You forgot that the SpitXVI has a much better sustained turn rate than the F4UC, or any other unperked F4UC. (With or without the use of flaps). On top of this, according to Mosq's data, the full flaps radius of the SpitXVI is 450 feet, compared to the F4U-1C's 443! Wow,that is a *massive* difference there!
Turn rate *WINS* nose-to-tail turning fights, and this is the most intuitive and most common kind of turning fight you see. Extremely tight turn radius against something with the climb rate of the SpitXVI is basically defensive...he doesn't HAVE to accept an invitation to the scissors at all, he can just muscle up into the vertical. Don't let the fact that most SpitXVIs are horribly piloted obscure what it represents as an air superiority fighter.
And it is ludicrous to dismiss roll rate the way you have. An otherwise inferior fighter with good high-speed roll rate can conceivably use this to get the VIII out-of-plane for either an overshoot or enough separation to escape. Such is not the case with the SpitXVI. Roll rate is just as important defensively. A SpitVIII is that much less likely to avoid a guns pass because it cannot roll into an evasive nearly as quickly. The minute difference the VIII possesses in rate and radius of turn is not nearly so important in the MA as roll rate.
If you are using the 16 as a high speed b/z plane I would humbly suggest you are using the wrong tool for the job. The advantage of being able to roll fast at high speeds is a moot point when the planes strength is not its speed.
You don't fly a Spit because of how fast it is. You fly them because they handle so well slow when turning.
I grant you the diff. in turn radius between the two on paper is small, but for me, the 16 has always been "squirrely" when slow and the 8 was much easier to maneuver when I am knife fighting.
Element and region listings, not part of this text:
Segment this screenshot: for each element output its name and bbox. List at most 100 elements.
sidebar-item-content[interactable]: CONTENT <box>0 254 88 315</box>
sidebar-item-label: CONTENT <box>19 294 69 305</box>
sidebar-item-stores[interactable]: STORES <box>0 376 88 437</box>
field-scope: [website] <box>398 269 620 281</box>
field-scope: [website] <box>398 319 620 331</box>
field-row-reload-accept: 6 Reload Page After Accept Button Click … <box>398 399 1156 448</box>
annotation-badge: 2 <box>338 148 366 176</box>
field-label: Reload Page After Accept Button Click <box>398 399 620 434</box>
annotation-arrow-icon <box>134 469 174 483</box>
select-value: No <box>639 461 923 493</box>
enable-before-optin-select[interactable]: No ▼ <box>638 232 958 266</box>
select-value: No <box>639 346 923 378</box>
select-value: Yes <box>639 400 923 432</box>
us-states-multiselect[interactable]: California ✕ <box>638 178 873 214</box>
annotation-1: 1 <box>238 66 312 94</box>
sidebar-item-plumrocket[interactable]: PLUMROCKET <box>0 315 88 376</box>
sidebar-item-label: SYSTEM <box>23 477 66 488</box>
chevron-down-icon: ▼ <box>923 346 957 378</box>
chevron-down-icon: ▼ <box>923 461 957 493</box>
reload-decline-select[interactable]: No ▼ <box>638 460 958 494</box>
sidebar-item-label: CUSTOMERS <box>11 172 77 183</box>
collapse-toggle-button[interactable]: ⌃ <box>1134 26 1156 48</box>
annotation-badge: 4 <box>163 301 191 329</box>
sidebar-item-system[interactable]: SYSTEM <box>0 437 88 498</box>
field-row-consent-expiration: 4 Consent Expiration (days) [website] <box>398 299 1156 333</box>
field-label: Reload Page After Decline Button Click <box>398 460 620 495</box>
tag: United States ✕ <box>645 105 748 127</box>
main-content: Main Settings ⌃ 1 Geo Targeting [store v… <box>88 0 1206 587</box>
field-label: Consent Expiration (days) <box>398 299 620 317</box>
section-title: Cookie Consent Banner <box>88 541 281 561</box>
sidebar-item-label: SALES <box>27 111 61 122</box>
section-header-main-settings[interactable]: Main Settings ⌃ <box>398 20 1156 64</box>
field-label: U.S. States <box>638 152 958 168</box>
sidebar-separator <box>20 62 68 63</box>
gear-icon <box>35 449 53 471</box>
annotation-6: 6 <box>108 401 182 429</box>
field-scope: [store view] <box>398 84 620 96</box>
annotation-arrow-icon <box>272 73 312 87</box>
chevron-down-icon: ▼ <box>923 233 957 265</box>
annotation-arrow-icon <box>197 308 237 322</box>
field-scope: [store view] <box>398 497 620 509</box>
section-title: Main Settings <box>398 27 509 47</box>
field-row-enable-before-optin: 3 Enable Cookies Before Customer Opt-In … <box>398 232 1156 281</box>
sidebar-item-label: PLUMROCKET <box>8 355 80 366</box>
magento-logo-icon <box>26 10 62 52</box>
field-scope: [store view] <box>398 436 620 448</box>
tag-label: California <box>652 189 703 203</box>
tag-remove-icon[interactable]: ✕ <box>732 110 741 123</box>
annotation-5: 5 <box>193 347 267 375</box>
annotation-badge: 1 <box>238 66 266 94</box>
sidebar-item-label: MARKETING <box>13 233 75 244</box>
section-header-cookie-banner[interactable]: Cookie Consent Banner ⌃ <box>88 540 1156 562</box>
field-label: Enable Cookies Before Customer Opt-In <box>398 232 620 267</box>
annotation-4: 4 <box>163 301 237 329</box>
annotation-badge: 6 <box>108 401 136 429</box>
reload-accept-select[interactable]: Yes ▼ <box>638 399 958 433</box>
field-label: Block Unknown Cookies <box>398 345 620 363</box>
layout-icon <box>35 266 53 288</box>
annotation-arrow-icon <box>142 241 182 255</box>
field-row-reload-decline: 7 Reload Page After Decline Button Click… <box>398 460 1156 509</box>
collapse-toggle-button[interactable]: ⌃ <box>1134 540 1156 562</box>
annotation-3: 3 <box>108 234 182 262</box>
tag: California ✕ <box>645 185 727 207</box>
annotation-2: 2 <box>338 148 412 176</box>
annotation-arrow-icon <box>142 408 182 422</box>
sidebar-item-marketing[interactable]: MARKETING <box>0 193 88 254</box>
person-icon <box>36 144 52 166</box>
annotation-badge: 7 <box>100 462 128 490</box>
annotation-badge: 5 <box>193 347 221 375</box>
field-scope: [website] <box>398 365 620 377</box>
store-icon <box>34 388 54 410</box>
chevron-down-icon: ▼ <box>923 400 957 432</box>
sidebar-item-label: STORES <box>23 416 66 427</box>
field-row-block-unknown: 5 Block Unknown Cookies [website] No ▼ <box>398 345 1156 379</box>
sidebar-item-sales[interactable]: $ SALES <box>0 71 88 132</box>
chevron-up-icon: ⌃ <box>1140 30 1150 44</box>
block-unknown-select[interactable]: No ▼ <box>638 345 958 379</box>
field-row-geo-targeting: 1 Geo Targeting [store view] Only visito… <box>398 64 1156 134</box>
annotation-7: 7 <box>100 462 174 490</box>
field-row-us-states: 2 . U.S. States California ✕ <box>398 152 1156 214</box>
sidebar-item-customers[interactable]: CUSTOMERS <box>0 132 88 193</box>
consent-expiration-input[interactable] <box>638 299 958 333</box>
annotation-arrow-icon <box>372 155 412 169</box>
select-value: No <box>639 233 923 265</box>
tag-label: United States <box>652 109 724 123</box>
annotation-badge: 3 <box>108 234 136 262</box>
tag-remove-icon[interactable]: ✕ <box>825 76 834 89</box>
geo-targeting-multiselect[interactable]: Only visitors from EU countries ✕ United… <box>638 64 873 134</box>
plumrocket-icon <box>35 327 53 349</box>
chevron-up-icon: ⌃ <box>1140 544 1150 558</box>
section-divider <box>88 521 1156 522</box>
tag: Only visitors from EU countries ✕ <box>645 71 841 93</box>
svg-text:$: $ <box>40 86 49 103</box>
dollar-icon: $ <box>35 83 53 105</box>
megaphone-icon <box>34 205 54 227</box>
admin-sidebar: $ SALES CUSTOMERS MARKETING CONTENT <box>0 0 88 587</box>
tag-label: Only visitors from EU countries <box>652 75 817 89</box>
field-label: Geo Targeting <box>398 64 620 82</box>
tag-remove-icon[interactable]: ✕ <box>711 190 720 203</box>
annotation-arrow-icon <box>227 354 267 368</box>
The 8, for me, not only turns better flaps out, it is more stable when doing so. Always has been, and I am not the only one that has that opinion.
So the VIII is superiour in the catagory that matters the most when you are flying a Spitfire.
Which is why I hold the opinion that handling and performing at stall speeds is just as, or more important than how well it rolls when fast.
I might add that in a nose to tail fight, if a XVI tries to use the verticle on the VIII they are going to be in the tower quick. The 16 just doesn't have enough of an advantage in climb to pull something like that off and live vs. a VIII.
A SpitVIII is less (not by much imho) likely to avoid a guns pass because it cannot roll into an evasive as quickly as a SpitXVI, but if I am in THAT situation, I have screwed up somewhere. The key in that situation is timing, not performance.
An otherwise inferior fighter with good high-speed roll rate
can conceivably use this to get the VIII out-of-plane for either an overshoot or enough separation to escape, but if they are able to, I have screwed up somewhere. That move is just too easy to counter.